NarayaPost – Banjir bandang di Pegunungan Arfak, Papua Barat, menghantam Distrik Catubouw pada Jumat malam, 16 Mei 2025. Bencana yang terjadi sekitar pukul 21.00 WIT ini menyebabkan satu orang tewas dan 19 warga lainnya dilaporkan hilang.

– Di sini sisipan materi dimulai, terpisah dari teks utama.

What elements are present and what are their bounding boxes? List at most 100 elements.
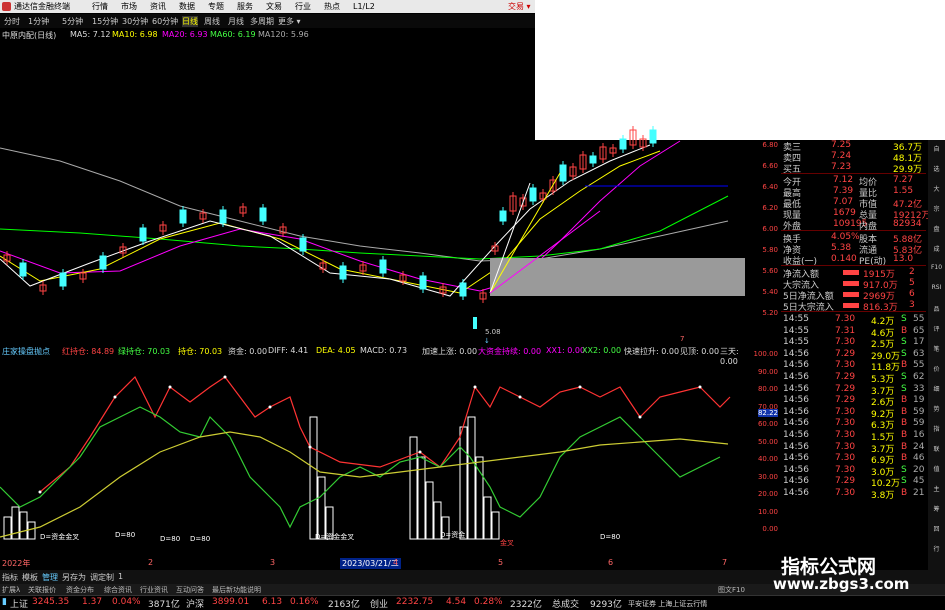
side-tab[interactable]: 回: [930, 524, 943, 533]
quote-cell: 14:56: [783, 488, 809, 498]
tab-manage[interactable]: 管理: [42, 572, 58, 583]
high-marker: 7: [680, 335, 684, 343]
period-tab[interactable]: 5分钟: [62, 16, 83, 27]
quote-row: 14:56 7.30 3.8万 B 21: [783, 488, 928, 501]
quote-row: 14:55 7.31 4.6万 B 65: [783, 325, 928, 339]
d-label: D=80: [190, 535, 210, 543]
side-tab[interactable]: 选: [930, 164, 943, 173]
menu-item[interactable]: 行情: [92, 2, 108, 11]
quote-row: 卖四 7.24 48.1万: [783, 151, 928, 164]
fn-tab[interactable]: 行业资讯: [140, 585, 168, 595]
volume-bar: [483, 496, 492, 540]
side-tab[interactable]: 笔: [930, 344, 943, 353]
side-tab[interactable]: 细: [930, 384, 943, 393]
ma20-label: MA20: 6.93: [162, 30, 208, 39]
fn-tab[interactable]: 图文F10: [718, 585, 745, 595]
menu-item[interactable]: 专题: [208, 2, 224, 11]
side-tab[interactable]: 宗: [930, 204, 943, 213]
quote-cell: 0.140: [831, 254, 857, 264]
quote-cell: 6: [909, 289, 915, 299]
period-tab[interactable]: 周线: [204, 16, 220, 27]
quote-cell: 20: [913, 464, 925, 475]
quote-cell: 7.25: [831, 140, 852, 150]
menu-item[interactable]: L1/L2: [353, 2, 375, 11]
signal-dot: [638, 415, 642, 419]
menu-item[interactable]: 文易: [266, 2, 282, 11]
fn-tab[interactable]: 资金分布: [66, 585, 94, 595]
menu-item[interactable]: 热点: [324, 2, 340, 11]
sh-name[interactable]: 上证: [10, 597, 28, 610]
fn-tab[interactable]: 综合资讯: [104, 585, 132, 595]
period-tab[interactable]: 多周期: [250, 16, 274, 27]
quote-cell: 14:55: [783, 325, 809, 336]
candles: [3, 126, 657, 329]
fn-tab[interactable]: 扩展λ: [2, 585, 20, 595]
period-tab[interactable]: 60分钟: [152, 16, 178, 27]
indicator-tick: 40.00: [757, 455, 778, 463]
total-amount: 9293亿: [590, 600, 622, 610]
period-tab[interactable]: 15分钟: [92, 16, 118, 27]
fn-tab[interactable]: 互动问答: [176, 585, 204, 595]
quote-cell: 7.29: [835, 476, 856, 487]
candlestick-chart[interactable]: 5.08 ↓ 7: [0, 41, 745, 357]
side-tab[interactable]: 成: [930, 244, 943, 253]
cy-name[interactable]: 创业: [370, 597, 388, 610]
period-tab[interactable]: 分时: [4, 16, 20, 27]
quote-cell: S: [901, 476, 907, 487]
price-tick: 6.80: [762, 141, 778, 149]
quote-cell: 1.55: [893, 186, 914, 196]
tab-customize[interactable]: 调定制: [90, 572, 114, 583]
quote-cell: 7.30: [835, 464, 856, 475]
side-tab[interactable]: 评: [930, 324, 943, 333]
side-tab[interactable]: 品: [930, 304, 943, 313]
side-tab[interactable]: 大: [930, 184, 943, 193]
fn-tab[interactable]: 最后新功能说明: [212, 585, 261, 595]
menu-item[interactable]: 数据: [179, 2, 195, 11]
volume-bar: [467, 416, 476, 540]
tab-template[interactable]: 模板: [22, 572, 38, 583]
menu-item[interactable]: 市场: [121, 2, 137, 11]
quote-cell: 7.30: [835, 488, 856, 498]
side-tab[interactable]: 筹: [930, 504, 943, 513]
broker-label: 平安证券 上海上证云行情: [628, 600, 708, 608]
period-tab-active[interactable]: 日线: [182, 16, 198, 27]
candle-body: [619, 138, 627, 150]
menu-item[interactable]: 资讯: [150, 2, 166, 11]
fn-tab[interactable]: 关联报价: [28, 585, 56, 595]
side-tab[interactable]: 自: [930, 144, 943, 153]
side-tab[interactable]: 联: [930, 444, 943, 453]
trade-button[interactable]: 交易 ▾: [508, 1, 531, 12]
quote-cell: 1679: [833, 208, 856, 218]
sh-amount: 3871亿: [148, 600, 180, 610]
tab-indicator[interactable]: 指标: [2, 572, 18, 583]
side-tab[interactable]: 价: [930, 364, 943, 373]
period-tab[interactable]: 月线: [228, 16, 244, 27]
menu-item[interactable]: 服务: [237, 2, 253, 11]
more-periods[interactable]: 更多 ▾: [278, 16, 301, 27]
flow-bar: [843, 281, 859, 286]
tab-page[interactable]: 1: [118, 572, 123, 581]
quote-row: 14:56 7.30 3.0万 S 20: [783, 464, 928, 478]
side-tab[interactable]: 指: [930, 424, 943, 433]
indicator-chart[interactable]: D=资金金叉 D=80 D=80 D=80 D=资金金叉 D=资金 金叉 D=8…: [0, 357, 745, 547]
gap-box: [490, 258, 745, 296]
quote-cell: 13.0: [893, 254, 914, 264]
side-tab[interactable]: F10: [930, 264, 943, 271]
market-status-bar: ▮ 上证 3245.35 1.37 0.04% 3871亿 沪深 3899.01…: [0, 595, 945, 610]
side-tab[interactable]: 值: [930, 464, 943, 473]
sz-name[interactable]: 沪深: [186, 597, 204, 610]
side-tab[interactable]: 势: [930, 404, 943, 413]
side-tab[interactable]: 盘: [930, 224, 943, 233]
side-tab[interactable]: RSI: [930, 284, 943, 291]
yellow-position-line: [0, 431, 729, 538]
app-title: 通达信金融终端: [14, 2, 70, 11]
quote-cell: 19: [913, 395, 925, 406]
side-tab[interactable]: 主: [930, 484, 943, 493]
indicator-value: 快速拉升: 0.00: [624, 347, 680, 356]
tab-save-as[interactable]: 另存为: [62, 572, 86, 583]
indicator-value: 大资金持续: 0.00: [478, 347, 542, 356]
period-tab[interactable]: 1分钟: [28, 16, 49, 27]
quote-cell: 7.29: [835, 395, 856, 406]
period-tab[interactable]: 30分钟: [122, 16, 148, 27]
menu-item[interactable]: 行业: [295, 2, 311, 11]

Korban meninggal dunia diketahui bernama Harun Meidodga (22). Sementara itu, empat korban berhasil ditemukan selamat dalam kondisi trauma, yaitu Fretswan Unas (33), Juandi Takaliumang (22), Yeskiel Takaliumang (34), dan Karunyak Takaliumang (44).
Mayoritas korban berasal dari Kampung Muara Prafi dan Kampung Sembab, Distrik Masni, Kabupaten Manokwari. Medan yang curam dan sulit dijangkau membuat proses evakuasi menjadi sangat menantang.
Kepala Basarnas Manokwari, Yefri Sabaruddin, mengungkapkan bahwa Tim SAR gabungan telah diterjunkan ke lokasi. Proses pencarian melibatkan personel dari Basarnas, TNI, Polri, dan aparat pemerintah setempat.
“Area terdampak cukup luas dan kondisinya sangat berat. Kami sedang memetakan medan dengan bantuan drone dan mengantisipasi potensi longsor susulan,” ujar Yefri, Minggu (18/5).
Distrik Catubouw berada di kawasan pegunungan yang memiliki akses terbatas. Jalur darat yang rusak parah dan potensi hujan susulan menjadi tantangan besar bagi tim penyelamat. Beberapa alat berat disiapkan, namun harus menunggu cuaca stabil untuk dapat masuk ke lokasi.
Pemerintah daerah bersama BNPB tengah menyusun langkah pemulihan dan penguatan mitigasi bencana banjir bandang di Pegunungan Arfak. Edukasi masyarakat serta sistem peringatan dini menjadi prioritas untuk mencegah jatuhnya korban lebih banyak di masa depan.